In a comparative experiment (with Huating Hu, Xianbao Wang, Jingchao Wang, Li Wan, Fangming Liu, Han Zheng, Rong Chen and Chunhui Xu; Chem. Phys. Lett. 484 (2010) 247-253), the method for preparing graphene oxide was repeated. and graphene modified by the Hummers method. Graphite powder (1 g) and sodium nitrate (0.5 g) were mixed with 70 ml of concentrated H ₂ SO ₄ in an ice bath. Then 3 g of KMnO ₄ were added gradually and the reaction mixture was stirred for 2 hours and diluted with deionized water. Then, 30% hydrogen peroxide was to be added to the reaction mixture until the color of the mixture changed to a bright yellow, indicating fully oxidized graphite. After two hours of reaction, the reaction mixture contained black graphite and a purple permanganate solution, and even after the addition of 100 ml of 30% H ₂ O ₂ , the graphite did not oxidize (the solution did not turn yellow). Instead, the permanganate was oxidized to manganese (the purple solution changed to periwinkle green). Thus, the reaction did not proceed as prescribed and oxidized graphite and graphene oxide could not be obtained in this way, which could be subjected to in situ intercalation polymerization.

Industrial applicability

The sorption materials based on graphene oxide and polystyrene prepared according to the present invention can find application as sorbents of radionuclides from contaminated waters, from wastewater of nuclear power plants, or they can be used for remediation technologies in liquidation of ecological burdens or directly for liquidation of ecological accidents.

Claims (6)

PATENT CLAIMS A process for preparing a nanocomposite material based on graphene oxide and polystyrene, characterized in that graphene oxide is first prepared by reacting graphene with sulfuric acid, phosphoric acid and potassium permanganate, then mixing the reaction product with aqueous hydrogen peroxide solution and washing. a suspension of graphene oxide in water, or an intermediate suspension of reduced graphene oxide in water, is mixed with styrene and divinylbenzene and the reaction mixture is heated to a temperature in the range of 80 ° C to 100 ° C, then 4-styrenesulfonate is added to the reaction mixture. and a water-soluble reaction initiator and allowed to react for at least two hours with stirring.
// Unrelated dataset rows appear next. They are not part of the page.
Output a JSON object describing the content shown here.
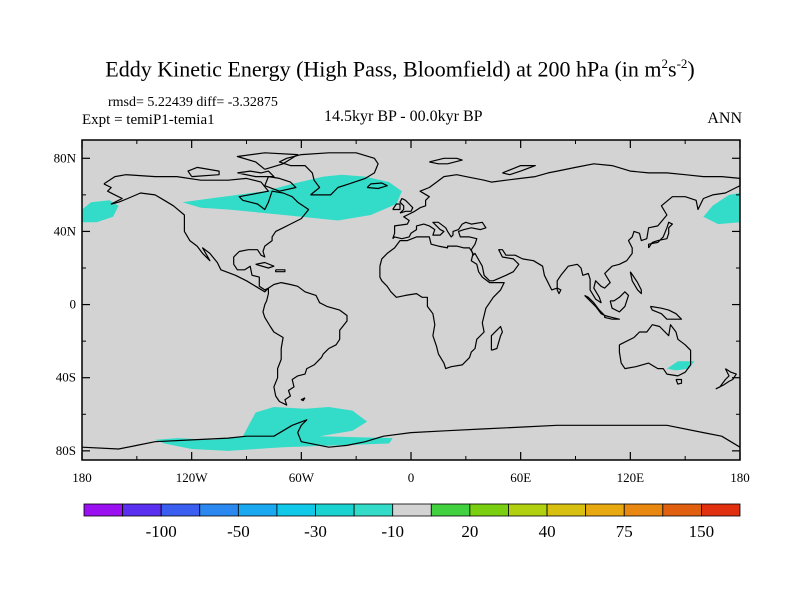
{
  "title": {
    "main": "Eddy Kinetic Energy (High Pass, Bloomfield) at 200 hPa (in m",
    "sup1": "2",
    "mid": "s",
    "sup2": "-2",
    "close": ")"
  },
  "stats": "rmsd= 5.22439 diff= -3.32875",
  "expt": "Expt = temiP1-temia1",
  "subtitle": "14.5kyr BP - 00.0kyr BP",
  "season": "ANN",
  "map": {
    "land_color": "#d3d3d3",
    "coast_color": "#000000",
    "lat_labels": [
      "80N",
      "40N",
      "0",
      "40S",
      "80S"
    ],
    "lat_values": [
      80,
      40,
      0,
      -40,
      -80
    ],
    "lon_labels": [
      "180",
      "120W",
      "60W",
      "0",
      "60E",
      "120E",
      "180"
    ],
    "lon_values": [
      -180,
      -120,
      -60,
      0,
      60,
      120,
      180
    ],
    "anomaly_color": "#33dcc8",
    "regions": [
      {
        "name": "north-pacific-west",
        "polygon": [
          [
            -180,
            52
          ],
          [
            -175,
            56
          ],
          [
            -165,
            57
          ],
          [
            -160,
            54
          ],
          [
            -163,
            48
          ],
          [
            -172,
            45
          ],
          [
            -180,
            45
          ]
        ]
      },
      {
        "name": "north-pacific-east",
        "polygon": [
          [
            180,
            61
          ],
          [
            174,
            60
          ],
          [
            165,
            54
          ],
          [
            160,
            48
          ],
          [
            168,
            44
          ],
          [
            180,
            45
          ]
        ]
      },
      {
        "name": "north-atlantic",
        "polygon": [
          [
            -125,
            56
          ],
          [
            -110,
            58
          ],
          [
            -95,
            60
          ],
          [
            -80,
            62
          ],
          [
            -65,
            66
          ],
          [
            -48,
            70
          ],
          [
            -38,
            71
          ],
          [
            -25,
            70
          ],
          [
            -12,
            67
          ],
          [
            -5,
            62
          ],
          [
            -8,
            55
          ],
          [
            -22,
            49
          ],
          [
            -40,
            46
          ],
          [
            -60,
            48
          ],
          [
            -80,
            50
          ],
          [
            -100,
            52
          ],
          [
            -115,
            53
          ]
        ]
      },
      {
        "name": "australia-east",
        "polygon": [
          [
            140,
            -35
          ],
          [
            146,
            -31
          ],
          [
            155,
            -31
          ],
          [
            152,
            -35
          ],
          [
            145,
            -36
          ]
        ]
      },
      {
        "name": "southern-ocean",
        "polygon": [
          [
            -140,
            -74
          ],
          [
            -128,
            -73
          ],
          [
            -108,
            -74
          ],
          [
            -92,
            -72
          ],
          [
            -85,
            -59
          ],
          [
            -75,
            -56
          ],
          [
            -58,
            -57
          ],
          [
            -45,
            -56
          ],
          [
            -32,
            -58
          ],
          [
            -24,
            -64
          ],
          [
            -32,
            -69
          ],
          [
            -50,
            -72
          ],
          [
            -10,
            -73
          ],
          [
            -12,
            -76
          ],
          [
            -70,
            -78
          ],
          [
            -100,
            -80
          ],
          [
            -120,
            -79
          ],
          [
            -135,
            -76
          ]
        ]
      }
    ]
  },
  "colorbar": {
    "colors": [
      "#9a10f0",
      "#5a2ff0",
      "#3a5ff0",
      "#2a88f0",
      "#1aa8f0",
      "#10c8e8",
      "#1ad2d0",
      "#33dcc8",
      "#d3d3d3",
      "#40d040",
      "#7ad010",
      "#b0d010",
      "#d8c010",
      "#e8a810",
      "#e88810",
      "#e06010",
      "#e03010"
    ],
    "labels": [
      "-100",
      "-50",
      "-30",
      "-10",
      "20",
      "40",
      "75",
      "150"
    ],
    "label_edges": [
      2,
      4,
      6,
      8,
      10,
      12,
      14,
      16
    ]
  }
}
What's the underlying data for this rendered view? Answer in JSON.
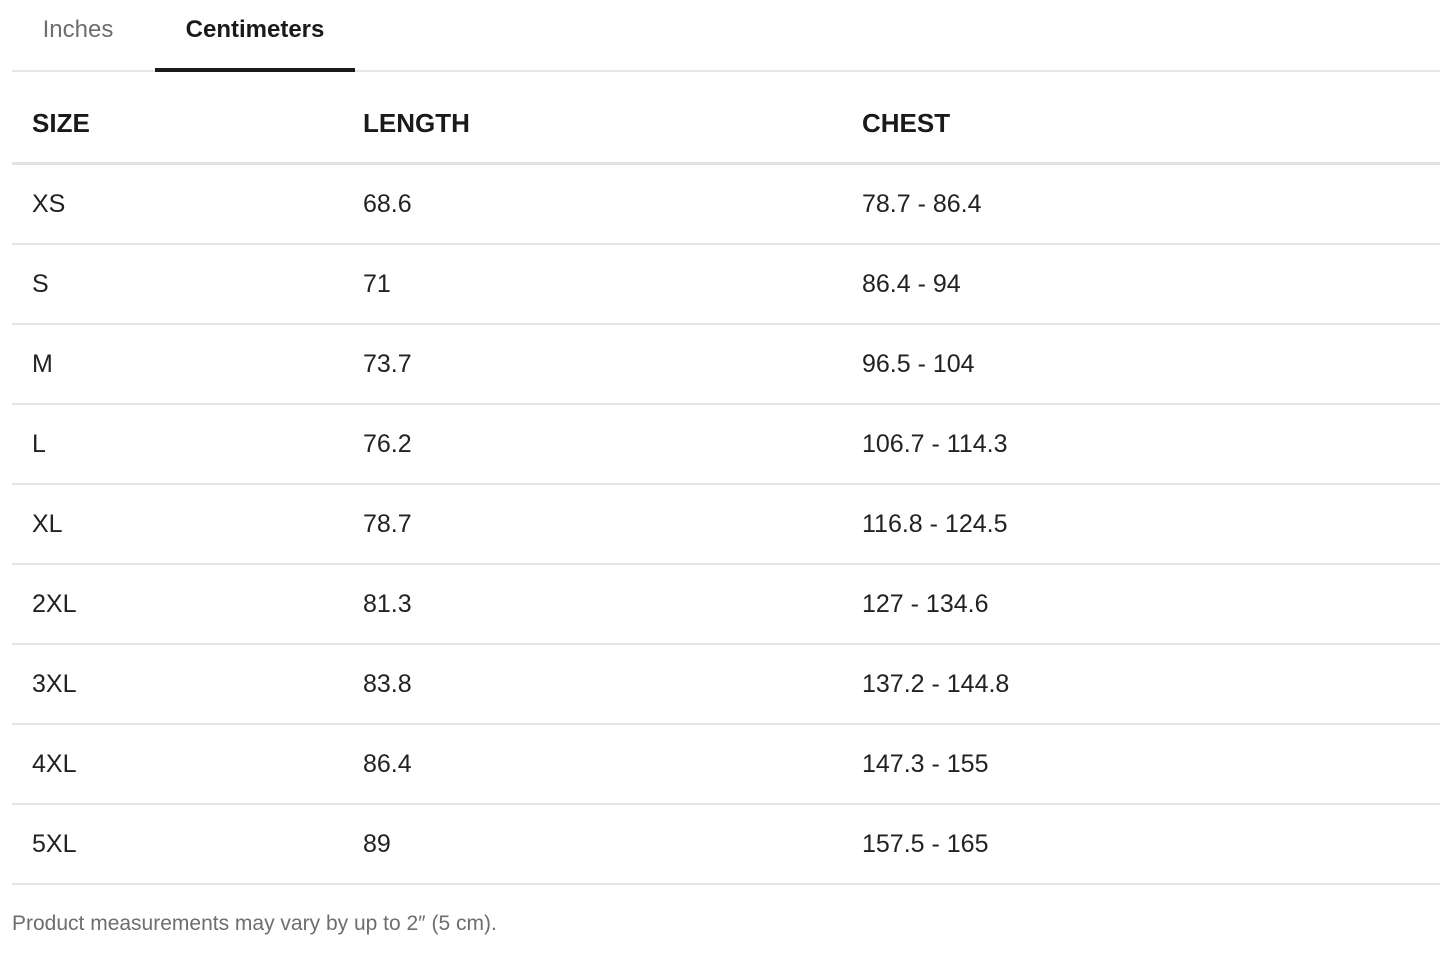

Process according to Claim 1, characterized in that the reaction initiator is potassium persulphate and / or sodium bicarbonate. -4CZ 306078 B6 Process according to Claim 1 or 2, characterized in that the reaction of graphene oxide or reduced graphene oxide with styrene, divinylbenzene, 4-styrenesulfonate and the reaction initiator takes place at a temperature in the range from 85 ° C to 95 ° C, preferably at 90 ° C to 95 ° C. 5 A nanocomposite material based on graphene oxide and polystyrene preparable by a process according to any one of claims 1 to 3. Use of a nanocomposite material based on graphene oxide and polystyrene, preparable according to any one of claims 1 to 3, for the sorption of radionuclides. O The use of claim 5, wherein the radionuclides are selected from the group consisting of ¹³⁷ Cs, ¹⁵² ^ Eu, ⁸⁵ Sr, ⁶⁰ Co.